I'm not refuting something you didn't bring up. Your argument is akin to the following: you should stop using all computing equipment because the NSA could have compromised all of your devices before you purchased them, all networks you connect to might be selling your user data and MitM your traffic with valid root certificates, and all of the services you use are probably collecting and selling all of your user data to the top bidder. This, all, in direct contradiction to their published terms of service and privacy statements with no known deviations or factual allegations against.
Again, what your saying could be true. Do you have proof or facts that back it up? Can you show beyond a reasonable doubt that what your implying even might be true? And are you choosing to attack Cloudflare only in this regard while hypocritically leveraging other services without the same scrutiny?

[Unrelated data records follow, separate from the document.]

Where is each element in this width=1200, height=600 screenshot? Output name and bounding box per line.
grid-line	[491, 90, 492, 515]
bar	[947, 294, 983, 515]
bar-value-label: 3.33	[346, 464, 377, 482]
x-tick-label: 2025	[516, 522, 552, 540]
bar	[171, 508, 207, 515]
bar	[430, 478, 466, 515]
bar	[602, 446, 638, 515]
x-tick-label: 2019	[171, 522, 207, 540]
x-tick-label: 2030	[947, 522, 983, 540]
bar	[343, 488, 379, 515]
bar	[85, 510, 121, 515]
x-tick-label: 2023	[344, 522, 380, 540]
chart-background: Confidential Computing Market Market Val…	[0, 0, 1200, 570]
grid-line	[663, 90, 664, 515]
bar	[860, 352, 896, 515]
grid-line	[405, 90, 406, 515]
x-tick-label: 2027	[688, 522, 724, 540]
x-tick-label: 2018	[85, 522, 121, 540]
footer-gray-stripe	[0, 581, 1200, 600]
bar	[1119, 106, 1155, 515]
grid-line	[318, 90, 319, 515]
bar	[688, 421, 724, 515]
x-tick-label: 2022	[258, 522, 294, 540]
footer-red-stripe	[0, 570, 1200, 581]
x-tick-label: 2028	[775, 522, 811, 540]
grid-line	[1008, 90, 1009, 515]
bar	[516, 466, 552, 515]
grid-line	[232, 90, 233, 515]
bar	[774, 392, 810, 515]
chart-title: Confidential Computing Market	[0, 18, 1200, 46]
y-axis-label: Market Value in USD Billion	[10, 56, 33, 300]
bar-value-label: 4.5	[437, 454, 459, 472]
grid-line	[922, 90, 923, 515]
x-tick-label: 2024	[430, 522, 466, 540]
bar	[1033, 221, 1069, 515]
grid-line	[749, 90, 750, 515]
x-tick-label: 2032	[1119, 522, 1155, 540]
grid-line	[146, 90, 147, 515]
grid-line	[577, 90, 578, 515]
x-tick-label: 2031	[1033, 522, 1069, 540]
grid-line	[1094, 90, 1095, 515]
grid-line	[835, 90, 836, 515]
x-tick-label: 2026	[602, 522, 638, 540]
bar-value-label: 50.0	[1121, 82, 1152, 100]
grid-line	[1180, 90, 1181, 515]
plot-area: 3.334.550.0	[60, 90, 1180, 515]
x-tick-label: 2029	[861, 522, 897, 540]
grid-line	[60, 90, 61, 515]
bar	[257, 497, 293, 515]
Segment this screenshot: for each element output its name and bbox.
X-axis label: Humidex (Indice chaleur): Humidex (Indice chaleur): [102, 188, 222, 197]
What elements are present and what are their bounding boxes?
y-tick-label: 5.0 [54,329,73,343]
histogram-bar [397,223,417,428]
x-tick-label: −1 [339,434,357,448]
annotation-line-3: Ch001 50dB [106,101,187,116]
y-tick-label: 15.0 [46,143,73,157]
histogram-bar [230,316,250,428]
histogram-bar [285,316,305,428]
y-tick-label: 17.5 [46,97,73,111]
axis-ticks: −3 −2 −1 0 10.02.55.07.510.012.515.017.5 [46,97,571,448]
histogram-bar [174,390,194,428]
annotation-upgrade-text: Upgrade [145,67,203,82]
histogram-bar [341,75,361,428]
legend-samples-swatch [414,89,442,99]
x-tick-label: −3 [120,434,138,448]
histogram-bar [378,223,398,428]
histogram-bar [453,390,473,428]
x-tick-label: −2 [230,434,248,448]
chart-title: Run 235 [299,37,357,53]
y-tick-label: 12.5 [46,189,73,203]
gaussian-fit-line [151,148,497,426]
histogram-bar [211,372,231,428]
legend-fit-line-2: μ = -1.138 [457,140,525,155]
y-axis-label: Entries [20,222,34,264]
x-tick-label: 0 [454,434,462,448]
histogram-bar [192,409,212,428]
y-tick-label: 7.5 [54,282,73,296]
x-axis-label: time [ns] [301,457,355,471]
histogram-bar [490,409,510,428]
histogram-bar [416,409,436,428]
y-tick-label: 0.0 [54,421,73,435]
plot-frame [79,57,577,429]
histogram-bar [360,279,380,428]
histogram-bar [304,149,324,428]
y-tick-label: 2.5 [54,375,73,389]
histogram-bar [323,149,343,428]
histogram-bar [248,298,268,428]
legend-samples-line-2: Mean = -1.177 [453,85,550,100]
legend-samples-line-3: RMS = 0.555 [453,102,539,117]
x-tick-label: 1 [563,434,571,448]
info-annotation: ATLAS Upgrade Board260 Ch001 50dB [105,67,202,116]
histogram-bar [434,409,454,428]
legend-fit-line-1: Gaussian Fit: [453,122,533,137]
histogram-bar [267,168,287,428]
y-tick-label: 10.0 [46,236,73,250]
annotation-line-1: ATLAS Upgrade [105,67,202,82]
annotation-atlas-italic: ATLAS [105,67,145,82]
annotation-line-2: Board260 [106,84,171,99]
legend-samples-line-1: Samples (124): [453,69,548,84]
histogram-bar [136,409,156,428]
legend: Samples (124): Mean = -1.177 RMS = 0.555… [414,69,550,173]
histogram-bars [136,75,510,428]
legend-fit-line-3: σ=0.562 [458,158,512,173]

And I get that we need to start somewhere, but in my personal opinion, DoH improves the attack surface for the majority of end users. I do wish Mozilla would have a very big explanation in the browser that this changed and an easy button that was added allowing people to turn it on if they think that what DoH and Cloudflare offers is worthwhile. So there's that.
How is that relevant to your assertion that it is up to you to decide when something needs to be discussed and apparently trying to use that as an argument?
> I'm not refuting something you didn't bring up.
Could you please point to where I said we should conclude that they are currently breaking their agreement, then?
But just stating that Cloudflare is operating in the red currently isn't a justification for anything as it doesn't mean anything positive or negative without understanding their operational business model and targets.
I'm guessing your statement is making a leap by assuming that because Cloudflare is operating at a loss currently that they're going to sell your data against what they publicly state in their privacy policy? For a growth company - that would be one of the dumbest things for them to do. Because if they are caught in that lie they will sink themselves.